Book Review: Yummy by G. Neri

by Notorious Spinks on 03.31.2011

yummy by g. neri

In August of 1994, 11-year-old Robert “Yummy” Sandifer—nicknamed for his love of sweets—fired a gun at a group of rival gangmembers, accidentally killing a neighborhood girl, Shavon Dean. Police searched Chicago’s southside for three days before finding Yummy dead in a railway tunnel, killed by members of the drug gang he’d sought to impress. The story made such an impact that Yummy appeared on the cover of TIME magazine, drawing national attention to the problems of inner city youth in America.

Yummy by G. Neri

Yummy: The Last Days of a Southside Shorty, a graphic novel, written by Greg Neri and Illustrated by Randy DuBurke is told from the P.O.V. of Roger.  Roger is an 11-year-old kid who lived in the same community as both victims, Yummy and Shavon.   However, as the media added their usual hype to the news story and as thousands of viewers and readers around the country speculated, Roger searched for the truth.  He wasn’t satisfied with the vilified image of Yummy that the media produced.  Yes Yummy had bullied him in the past but Yummy was still a kid from a broken home who liked to sleep with his teddy bear.

I usually don’t read graphic novels but I found the illustrations in this book to be nice.  I enjoyed the pictures and reading the captions.  However, the story line wasn’t quite there for me.  I could tell that it was written by an “outsider.”  Although Neri did a decent job with the dialogue I wasn’t sure if I bought it.  I felt like he was on the outside looking in.  There was a feel of him writing about an inner-city neighborhood but not quite connecting to the neighborhood.
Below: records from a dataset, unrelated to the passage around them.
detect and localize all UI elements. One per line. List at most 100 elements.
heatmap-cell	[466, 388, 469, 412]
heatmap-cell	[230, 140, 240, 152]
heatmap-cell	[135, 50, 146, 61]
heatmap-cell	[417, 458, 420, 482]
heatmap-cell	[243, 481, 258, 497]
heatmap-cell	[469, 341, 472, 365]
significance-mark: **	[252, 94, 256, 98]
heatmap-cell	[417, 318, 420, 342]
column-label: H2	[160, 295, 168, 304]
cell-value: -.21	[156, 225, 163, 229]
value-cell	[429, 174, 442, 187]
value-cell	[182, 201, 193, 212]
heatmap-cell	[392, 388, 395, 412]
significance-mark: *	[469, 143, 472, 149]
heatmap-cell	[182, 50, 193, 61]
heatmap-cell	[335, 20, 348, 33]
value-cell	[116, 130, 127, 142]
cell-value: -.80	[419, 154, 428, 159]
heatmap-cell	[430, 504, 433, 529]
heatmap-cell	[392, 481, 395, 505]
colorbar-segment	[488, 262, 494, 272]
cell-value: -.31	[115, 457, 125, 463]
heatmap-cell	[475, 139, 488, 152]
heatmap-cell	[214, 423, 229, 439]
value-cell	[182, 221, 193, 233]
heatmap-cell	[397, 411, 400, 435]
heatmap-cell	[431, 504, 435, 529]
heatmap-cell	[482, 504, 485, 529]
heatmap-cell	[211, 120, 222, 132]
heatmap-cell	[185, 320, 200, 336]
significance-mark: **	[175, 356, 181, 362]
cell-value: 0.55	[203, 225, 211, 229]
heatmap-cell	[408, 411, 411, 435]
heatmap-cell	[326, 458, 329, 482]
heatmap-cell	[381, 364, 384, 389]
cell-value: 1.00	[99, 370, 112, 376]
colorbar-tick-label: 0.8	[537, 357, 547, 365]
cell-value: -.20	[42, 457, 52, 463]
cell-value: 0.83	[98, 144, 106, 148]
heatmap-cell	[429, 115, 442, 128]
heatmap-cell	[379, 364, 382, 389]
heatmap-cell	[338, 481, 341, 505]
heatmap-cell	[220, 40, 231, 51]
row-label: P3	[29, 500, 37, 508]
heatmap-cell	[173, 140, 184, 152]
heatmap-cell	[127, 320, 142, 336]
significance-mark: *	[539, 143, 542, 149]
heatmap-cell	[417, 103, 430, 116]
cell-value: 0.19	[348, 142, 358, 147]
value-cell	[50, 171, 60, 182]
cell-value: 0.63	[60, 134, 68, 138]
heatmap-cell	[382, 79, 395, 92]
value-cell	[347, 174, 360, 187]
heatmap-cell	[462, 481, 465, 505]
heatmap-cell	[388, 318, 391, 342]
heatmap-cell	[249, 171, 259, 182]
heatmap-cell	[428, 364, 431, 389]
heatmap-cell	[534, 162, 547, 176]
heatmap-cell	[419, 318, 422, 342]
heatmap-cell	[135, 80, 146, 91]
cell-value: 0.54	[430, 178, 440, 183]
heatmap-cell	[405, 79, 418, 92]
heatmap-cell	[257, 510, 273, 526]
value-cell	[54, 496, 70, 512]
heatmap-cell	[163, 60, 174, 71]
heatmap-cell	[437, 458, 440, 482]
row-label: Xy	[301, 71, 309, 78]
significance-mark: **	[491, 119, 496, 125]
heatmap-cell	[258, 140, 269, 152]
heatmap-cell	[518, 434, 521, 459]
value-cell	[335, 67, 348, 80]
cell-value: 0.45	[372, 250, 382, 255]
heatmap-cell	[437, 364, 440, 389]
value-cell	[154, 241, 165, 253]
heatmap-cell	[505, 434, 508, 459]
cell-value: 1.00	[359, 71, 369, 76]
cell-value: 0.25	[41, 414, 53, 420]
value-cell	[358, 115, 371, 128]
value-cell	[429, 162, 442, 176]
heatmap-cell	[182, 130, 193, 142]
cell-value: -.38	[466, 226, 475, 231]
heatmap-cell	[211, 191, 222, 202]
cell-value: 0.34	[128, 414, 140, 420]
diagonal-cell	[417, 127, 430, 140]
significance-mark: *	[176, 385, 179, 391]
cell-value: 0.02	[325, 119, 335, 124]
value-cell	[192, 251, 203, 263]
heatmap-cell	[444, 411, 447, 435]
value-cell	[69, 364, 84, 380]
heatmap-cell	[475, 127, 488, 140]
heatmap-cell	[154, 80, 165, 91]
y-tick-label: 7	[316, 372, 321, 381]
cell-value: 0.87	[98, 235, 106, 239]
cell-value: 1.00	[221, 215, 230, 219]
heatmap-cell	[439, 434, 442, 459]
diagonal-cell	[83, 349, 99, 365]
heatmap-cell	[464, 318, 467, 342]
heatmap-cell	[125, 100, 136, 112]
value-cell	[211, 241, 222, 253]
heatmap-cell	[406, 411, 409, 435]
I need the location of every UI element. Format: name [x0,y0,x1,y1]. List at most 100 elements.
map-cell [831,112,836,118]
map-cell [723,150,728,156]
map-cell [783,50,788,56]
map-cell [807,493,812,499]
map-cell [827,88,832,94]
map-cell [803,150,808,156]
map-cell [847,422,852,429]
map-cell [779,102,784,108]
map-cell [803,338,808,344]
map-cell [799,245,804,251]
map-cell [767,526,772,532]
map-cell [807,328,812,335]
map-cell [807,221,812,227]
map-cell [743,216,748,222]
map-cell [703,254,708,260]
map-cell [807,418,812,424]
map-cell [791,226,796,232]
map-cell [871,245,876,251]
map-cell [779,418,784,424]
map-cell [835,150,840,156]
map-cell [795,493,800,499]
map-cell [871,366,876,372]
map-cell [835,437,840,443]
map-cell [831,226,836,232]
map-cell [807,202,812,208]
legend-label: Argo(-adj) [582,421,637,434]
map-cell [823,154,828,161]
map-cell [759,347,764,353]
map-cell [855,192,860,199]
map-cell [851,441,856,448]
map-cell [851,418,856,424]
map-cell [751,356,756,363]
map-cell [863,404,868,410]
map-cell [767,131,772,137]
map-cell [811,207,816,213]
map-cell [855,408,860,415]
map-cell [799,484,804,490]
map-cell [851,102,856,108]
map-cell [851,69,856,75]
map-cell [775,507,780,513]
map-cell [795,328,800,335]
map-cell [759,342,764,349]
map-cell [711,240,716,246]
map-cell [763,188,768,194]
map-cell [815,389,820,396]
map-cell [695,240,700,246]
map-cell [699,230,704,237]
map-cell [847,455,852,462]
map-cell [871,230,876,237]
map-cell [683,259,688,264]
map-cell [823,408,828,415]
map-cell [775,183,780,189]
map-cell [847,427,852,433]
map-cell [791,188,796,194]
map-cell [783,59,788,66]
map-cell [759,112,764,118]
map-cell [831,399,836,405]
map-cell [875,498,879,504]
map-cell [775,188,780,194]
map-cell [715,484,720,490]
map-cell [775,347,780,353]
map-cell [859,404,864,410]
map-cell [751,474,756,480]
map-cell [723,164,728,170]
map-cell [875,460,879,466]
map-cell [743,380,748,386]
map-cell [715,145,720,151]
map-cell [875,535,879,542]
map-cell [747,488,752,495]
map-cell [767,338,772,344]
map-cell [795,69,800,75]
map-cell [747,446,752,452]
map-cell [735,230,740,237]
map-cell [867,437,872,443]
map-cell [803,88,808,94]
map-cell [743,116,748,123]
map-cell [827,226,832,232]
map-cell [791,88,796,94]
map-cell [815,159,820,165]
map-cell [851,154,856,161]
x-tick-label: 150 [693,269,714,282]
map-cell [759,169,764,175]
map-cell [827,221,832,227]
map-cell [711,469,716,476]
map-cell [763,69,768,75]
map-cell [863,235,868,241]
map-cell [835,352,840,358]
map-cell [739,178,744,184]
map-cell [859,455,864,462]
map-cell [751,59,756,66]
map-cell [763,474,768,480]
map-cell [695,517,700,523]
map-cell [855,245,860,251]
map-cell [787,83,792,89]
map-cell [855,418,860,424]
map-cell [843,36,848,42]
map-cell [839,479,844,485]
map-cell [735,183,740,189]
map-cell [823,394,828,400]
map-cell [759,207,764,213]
On the other hand, Neri did create an outlet for people who have no idea about the ‘hood to feel as if they’re getting a front row seat to the party.  When I finished reading I just felt like this is one of those books that continue to feed stereotypical images to those who don’t have clue about the inner-city and can’t buy a vowel.  One thing I do agree with is as the author noted:

So, was Yummy a cold-blooded killer or a victim?  The answer is not black-and-white.